The first bike shop I worked in was just a corner of a hardware store. Our clientele wasn't particularly interested in the minutiae of tubing butt profiles, chromoly versus aluminum, Shimano's complex and arcane product hierarchy, and the like. So I learned quickly to point out visible differences between different bike models that would justify the difference in price from one to the next.
One easy marker (at least in the late 1980s) was wheel retention: the cheapest bikes had bolt-on wheels front and rear. Spend a little more, and you'd get a quick-release front wheel - which could be sold as "easy to remove so you can fit the bike in your car." Another rung up the price ladder got you quick-releases front and rear, which made flat repair so much easier - a dubious value proposition when most people brought their bikes to us to fix their flats, but at least it was a visible thing I could point to.
For those who weren't impressed with wheel retention, I'd turn to pedals. The cheapest bikes had all-plastic pedals. Further up the line, you'd get plastic bodies with metal cages. And the good bikes would have pedals with both metal bodies and metal cages. Now that we're in an era where all bikes either come without pedals (under the assumption that the buyer will add their own favorite model of clipless pedal) or come with those cheap, all-plastic pedals as test ride placeholders, it's hard to believe that pedals could actually be a selling point, but there you have it.

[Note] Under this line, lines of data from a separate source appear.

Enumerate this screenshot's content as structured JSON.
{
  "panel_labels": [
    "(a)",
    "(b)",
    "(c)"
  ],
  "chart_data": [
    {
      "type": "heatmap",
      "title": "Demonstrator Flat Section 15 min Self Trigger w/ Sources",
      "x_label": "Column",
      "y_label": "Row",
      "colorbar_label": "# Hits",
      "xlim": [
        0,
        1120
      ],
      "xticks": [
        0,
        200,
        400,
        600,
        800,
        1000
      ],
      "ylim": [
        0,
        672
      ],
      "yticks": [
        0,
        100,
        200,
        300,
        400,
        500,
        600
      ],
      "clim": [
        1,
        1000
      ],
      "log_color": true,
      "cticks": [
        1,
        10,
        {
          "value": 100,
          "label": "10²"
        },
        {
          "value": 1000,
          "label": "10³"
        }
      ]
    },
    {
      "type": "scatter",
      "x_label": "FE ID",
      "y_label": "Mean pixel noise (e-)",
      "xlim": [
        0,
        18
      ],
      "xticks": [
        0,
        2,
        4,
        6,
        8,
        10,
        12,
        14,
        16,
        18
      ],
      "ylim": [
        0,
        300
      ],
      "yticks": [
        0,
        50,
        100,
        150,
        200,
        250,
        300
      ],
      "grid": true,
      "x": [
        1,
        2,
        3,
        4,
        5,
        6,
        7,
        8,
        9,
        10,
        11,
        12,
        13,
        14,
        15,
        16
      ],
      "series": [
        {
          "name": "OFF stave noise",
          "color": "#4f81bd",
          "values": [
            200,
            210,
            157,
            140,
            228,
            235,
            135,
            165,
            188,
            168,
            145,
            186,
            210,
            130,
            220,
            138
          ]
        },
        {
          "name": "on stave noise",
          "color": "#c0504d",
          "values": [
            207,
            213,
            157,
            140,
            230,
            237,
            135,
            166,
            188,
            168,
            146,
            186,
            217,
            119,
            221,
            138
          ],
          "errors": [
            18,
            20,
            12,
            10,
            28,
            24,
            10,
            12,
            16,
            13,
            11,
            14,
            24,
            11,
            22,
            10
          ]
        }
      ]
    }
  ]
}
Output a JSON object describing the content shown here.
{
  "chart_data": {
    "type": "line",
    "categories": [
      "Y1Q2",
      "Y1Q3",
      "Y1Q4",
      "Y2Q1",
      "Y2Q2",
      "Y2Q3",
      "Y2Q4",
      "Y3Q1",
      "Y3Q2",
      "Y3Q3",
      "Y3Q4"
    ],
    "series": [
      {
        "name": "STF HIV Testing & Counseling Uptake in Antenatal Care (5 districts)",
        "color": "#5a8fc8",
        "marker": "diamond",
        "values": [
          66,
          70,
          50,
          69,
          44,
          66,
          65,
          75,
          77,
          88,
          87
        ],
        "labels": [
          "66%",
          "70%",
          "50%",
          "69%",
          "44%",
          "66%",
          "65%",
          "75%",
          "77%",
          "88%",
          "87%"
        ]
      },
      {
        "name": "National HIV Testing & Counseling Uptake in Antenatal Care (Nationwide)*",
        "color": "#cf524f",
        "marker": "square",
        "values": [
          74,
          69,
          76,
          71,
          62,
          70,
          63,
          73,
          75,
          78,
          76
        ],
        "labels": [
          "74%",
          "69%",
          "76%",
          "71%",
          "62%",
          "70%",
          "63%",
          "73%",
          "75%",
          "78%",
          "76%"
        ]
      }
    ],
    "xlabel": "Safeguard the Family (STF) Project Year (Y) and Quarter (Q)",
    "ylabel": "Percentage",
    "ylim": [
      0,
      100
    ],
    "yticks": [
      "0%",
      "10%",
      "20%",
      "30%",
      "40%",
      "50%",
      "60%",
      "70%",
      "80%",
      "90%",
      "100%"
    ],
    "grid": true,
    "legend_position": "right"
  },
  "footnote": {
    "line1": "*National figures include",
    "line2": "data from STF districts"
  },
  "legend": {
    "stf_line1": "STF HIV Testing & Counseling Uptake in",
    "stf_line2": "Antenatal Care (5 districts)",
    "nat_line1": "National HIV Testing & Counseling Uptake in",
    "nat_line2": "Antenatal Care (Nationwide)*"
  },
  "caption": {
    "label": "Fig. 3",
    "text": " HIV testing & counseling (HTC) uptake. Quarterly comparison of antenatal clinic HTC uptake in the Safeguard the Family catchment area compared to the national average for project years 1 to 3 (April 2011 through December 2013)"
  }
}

That formative experience has left me as a bit of a metal-pedal snob, though. So it's a bit surprising that my main steed is now wearing these:
What can I say? The supply chains are weird these days, I'm a cheapskate, and I wanted something big, thin, light, and concave, so I put aside my anti-plastic bias and gave these Tioga Surefoot Slims a shot since they seemed to tick all the right boxes on paper. Too soon to give a full, definitive review, but I like them after a few rides. We'll see how they hold up after a few months under my paddle-feet.